Más allá del anacronismo, el desconocimiento y la improvisación que han caracterizado a la recién llegada administración, la firma de la Ley 32 resulta ser una negación de uno de los principios rectores que Fortuño y Pedro Pierluisi esbozaron en su campaña. En junio de 2008, el candidato a la gobernación exclamó:
“Proponemos transferir las actividades de naturaleza social para el ámbito de actuación de la sociedad civil como estrategia para la elevación del patrón de calidad y de la productividad de estos servicios.
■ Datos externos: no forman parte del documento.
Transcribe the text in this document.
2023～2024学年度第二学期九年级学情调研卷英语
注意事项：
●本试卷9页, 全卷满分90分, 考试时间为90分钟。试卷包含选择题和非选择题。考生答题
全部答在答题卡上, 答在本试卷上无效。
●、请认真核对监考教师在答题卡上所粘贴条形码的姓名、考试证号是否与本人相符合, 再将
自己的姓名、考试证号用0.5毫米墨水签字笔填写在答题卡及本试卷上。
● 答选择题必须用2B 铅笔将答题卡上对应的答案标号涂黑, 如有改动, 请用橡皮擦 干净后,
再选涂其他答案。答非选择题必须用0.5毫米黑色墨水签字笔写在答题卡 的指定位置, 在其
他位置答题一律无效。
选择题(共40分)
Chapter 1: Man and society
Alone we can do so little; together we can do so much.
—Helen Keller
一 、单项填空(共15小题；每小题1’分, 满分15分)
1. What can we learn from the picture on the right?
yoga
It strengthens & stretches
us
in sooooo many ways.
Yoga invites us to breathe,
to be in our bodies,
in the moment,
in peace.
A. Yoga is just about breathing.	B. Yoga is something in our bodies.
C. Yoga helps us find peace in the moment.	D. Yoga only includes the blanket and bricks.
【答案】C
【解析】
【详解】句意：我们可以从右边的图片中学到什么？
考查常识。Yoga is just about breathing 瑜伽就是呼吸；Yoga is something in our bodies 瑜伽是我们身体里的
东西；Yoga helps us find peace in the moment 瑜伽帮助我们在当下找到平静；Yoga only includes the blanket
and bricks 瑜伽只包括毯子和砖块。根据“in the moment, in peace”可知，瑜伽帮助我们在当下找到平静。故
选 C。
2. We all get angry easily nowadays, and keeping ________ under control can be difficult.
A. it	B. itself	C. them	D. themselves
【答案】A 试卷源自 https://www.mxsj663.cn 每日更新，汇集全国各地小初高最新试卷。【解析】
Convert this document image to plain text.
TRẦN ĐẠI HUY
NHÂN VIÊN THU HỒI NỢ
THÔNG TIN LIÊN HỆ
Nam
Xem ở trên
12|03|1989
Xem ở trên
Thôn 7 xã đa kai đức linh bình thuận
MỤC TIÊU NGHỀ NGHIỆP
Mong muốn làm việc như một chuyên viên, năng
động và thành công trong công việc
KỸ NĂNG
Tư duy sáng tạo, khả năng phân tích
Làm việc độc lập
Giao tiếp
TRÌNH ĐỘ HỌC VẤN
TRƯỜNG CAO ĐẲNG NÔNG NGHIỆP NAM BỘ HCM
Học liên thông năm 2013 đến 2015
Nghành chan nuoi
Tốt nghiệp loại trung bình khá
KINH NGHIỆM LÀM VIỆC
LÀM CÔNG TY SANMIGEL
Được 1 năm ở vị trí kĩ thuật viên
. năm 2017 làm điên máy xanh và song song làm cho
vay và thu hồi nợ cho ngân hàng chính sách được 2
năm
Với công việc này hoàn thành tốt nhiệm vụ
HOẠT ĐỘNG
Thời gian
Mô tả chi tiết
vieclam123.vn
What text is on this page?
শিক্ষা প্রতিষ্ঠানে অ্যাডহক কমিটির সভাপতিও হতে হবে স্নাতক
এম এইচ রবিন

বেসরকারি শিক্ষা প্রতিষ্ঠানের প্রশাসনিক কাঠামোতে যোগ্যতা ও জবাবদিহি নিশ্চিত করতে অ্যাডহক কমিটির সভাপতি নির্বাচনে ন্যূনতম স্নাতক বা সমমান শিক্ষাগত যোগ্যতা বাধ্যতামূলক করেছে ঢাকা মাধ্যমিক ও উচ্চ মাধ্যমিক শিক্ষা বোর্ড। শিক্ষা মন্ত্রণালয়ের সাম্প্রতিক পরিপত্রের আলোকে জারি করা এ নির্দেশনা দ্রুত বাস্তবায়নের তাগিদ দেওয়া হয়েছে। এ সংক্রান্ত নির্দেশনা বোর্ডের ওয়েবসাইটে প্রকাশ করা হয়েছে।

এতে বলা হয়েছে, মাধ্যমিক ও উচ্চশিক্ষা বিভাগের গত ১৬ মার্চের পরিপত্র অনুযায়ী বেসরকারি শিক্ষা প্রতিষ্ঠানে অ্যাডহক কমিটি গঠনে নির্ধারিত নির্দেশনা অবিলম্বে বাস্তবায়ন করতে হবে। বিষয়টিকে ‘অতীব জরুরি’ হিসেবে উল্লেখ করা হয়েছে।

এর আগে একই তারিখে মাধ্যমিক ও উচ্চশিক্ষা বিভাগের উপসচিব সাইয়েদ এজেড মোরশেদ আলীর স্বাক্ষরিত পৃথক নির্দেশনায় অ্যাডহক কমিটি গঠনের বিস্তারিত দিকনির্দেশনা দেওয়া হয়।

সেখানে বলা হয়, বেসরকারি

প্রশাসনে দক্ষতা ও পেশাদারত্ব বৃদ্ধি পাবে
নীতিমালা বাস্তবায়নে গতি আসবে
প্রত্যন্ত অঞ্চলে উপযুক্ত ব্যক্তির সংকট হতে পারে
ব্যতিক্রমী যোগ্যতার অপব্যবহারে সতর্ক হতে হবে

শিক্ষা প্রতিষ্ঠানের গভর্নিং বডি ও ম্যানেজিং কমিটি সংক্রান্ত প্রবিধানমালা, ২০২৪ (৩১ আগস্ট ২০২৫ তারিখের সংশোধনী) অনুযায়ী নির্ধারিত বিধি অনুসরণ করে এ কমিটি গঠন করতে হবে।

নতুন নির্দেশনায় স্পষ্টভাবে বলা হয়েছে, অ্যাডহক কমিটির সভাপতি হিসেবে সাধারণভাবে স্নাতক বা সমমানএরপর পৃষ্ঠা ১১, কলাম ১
Ofreceremos oportunidades de apoderamiento de las comunidades en tiempos difíciles, cuando se necesitan estrategias en equipo, bien pensadas, ágiles, continuas, flexibles e ininterrumpidas.”
Siguiendo el estilo del Partido Republicano, Fortuño propuso darle mayores poderes al tercer sector, no para fortalecer las luchas populares o para solidarizarse con los de abajo, sino como una estrategia para restarles fuerza a las instituciones del estado mediante la sustitución del uno por el otro. Para esta ala del Partido Nuevo Progresista, el estado es una masa amorfa, grande y bruta que hay que adelgazar mediante una liposucción masiva (léase Ley 7) hasta que quede como un cuerpo raquítico que coma poco y no tenga fuerzas para apretar las tuercas del país. Bajo esta línea de pensamiento, el tercer sector, siendo parte del sector privado, puede servir como lazarillo del sector público, haciendo mandados importantes mientras le ruega a su amo que le suelte unos cuantos peniques. Sin embargo, esta idea simplificada de lo que es el estado y el tercer sector no es acertada.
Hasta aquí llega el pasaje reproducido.